Eu nunca parei para pensar nisso quando um dia fui escrever num pedaço de papel branco e aconteceu o que? Me deu branco. Sempre tive ao meu lado uns bloquinhos loucos, de capas com ilustrações modernas ou coisa assim. Já deixei um deles até ao lado da minha cama antes de dormir. Ué, vai que surge uma idéia no meio dos meus sonhos e eu resolva registrar tudo lá.

Mas gente, isso acontece raramente agora. Adivinha o motivo. Tem um computador prontinho para essas ocasiões na minha frente. E quando me deu aquele branco, fui correndo para o teclado e digitei tudo que eu queria. Saiu tudo facinho, facinho. Na hora não me deu branco, me deu texto no Word, Msn, Facebook, Twitter, Orkut. Sei lá. Só sei que deu um monte de coisa pra fazer ao mesmo tempo. E o que eu só queria era escrever um simples texto.

Quando tudo começou a fluir bem, comecei a questionar se eu sabia ainda escrever com as mãos, como fazia até bem pouco tempo atrás.
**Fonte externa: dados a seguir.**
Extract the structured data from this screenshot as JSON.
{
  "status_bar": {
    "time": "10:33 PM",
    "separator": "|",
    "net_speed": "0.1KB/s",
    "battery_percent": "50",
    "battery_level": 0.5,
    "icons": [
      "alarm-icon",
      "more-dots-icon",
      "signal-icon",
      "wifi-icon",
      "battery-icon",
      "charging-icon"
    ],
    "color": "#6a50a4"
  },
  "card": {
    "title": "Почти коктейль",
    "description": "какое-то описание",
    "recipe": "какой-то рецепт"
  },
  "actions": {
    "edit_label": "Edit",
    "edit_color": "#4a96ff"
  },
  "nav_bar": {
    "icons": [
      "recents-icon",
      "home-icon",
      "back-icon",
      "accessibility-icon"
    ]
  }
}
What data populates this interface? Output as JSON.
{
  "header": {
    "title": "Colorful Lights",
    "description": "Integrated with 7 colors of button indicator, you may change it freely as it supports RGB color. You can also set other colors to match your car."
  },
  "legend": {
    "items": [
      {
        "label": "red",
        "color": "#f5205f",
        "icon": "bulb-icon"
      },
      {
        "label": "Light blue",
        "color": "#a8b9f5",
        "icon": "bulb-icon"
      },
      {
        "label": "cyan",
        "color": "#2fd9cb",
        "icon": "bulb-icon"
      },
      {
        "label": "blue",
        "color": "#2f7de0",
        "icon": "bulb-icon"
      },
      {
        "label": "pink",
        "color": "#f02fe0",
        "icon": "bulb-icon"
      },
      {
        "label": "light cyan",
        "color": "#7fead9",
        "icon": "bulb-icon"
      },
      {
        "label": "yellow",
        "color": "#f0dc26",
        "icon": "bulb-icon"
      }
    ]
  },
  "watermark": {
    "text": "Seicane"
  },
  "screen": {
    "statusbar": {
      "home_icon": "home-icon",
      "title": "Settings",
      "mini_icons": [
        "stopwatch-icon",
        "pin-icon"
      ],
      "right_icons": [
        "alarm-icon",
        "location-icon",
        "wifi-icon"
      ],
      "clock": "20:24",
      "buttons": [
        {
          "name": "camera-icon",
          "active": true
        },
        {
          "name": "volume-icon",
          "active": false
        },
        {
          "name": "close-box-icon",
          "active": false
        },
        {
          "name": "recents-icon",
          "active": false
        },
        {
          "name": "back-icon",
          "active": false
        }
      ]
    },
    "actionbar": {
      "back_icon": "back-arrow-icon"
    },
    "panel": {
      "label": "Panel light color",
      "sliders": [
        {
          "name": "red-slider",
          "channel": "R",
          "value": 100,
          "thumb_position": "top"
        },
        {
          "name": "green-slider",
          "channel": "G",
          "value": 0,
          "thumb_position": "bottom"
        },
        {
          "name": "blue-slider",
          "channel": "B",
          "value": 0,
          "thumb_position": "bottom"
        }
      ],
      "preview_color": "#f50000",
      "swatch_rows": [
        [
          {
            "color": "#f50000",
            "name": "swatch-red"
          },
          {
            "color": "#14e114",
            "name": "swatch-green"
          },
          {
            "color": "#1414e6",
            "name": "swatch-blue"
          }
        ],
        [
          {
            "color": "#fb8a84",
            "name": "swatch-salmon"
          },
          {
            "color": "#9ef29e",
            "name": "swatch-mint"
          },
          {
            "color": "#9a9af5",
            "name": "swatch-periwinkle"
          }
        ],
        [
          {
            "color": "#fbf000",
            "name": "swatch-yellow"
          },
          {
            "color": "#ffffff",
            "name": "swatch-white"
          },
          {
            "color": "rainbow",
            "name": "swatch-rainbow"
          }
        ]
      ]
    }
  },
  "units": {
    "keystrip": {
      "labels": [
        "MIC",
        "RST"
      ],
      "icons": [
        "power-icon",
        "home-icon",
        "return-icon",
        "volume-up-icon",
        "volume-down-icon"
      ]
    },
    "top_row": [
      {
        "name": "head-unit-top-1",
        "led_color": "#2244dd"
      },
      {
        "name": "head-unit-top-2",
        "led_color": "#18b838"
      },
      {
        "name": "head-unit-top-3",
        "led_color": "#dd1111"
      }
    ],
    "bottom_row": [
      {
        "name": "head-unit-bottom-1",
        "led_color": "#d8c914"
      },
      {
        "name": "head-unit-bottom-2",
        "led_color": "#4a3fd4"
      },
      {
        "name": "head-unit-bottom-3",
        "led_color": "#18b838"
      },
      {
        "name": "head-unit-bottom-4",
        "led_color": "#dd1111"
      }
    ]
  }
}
Pensei: “Caraca, vou para alfabetização outra vez”. Eu sei que no computador tudo é melhor, mais rápido, mais fácil e blá, blá, blá. Mas hoje eu me peguei abrindo um caderno e escrevendo normalmente, sem dar branco. A única coisa que deu foi o azul, da minha caneta esferográfica. Como é bom ficar em cima do muro nessas horas. É como ter dois amores em mundos diferentes, mas que se complementam.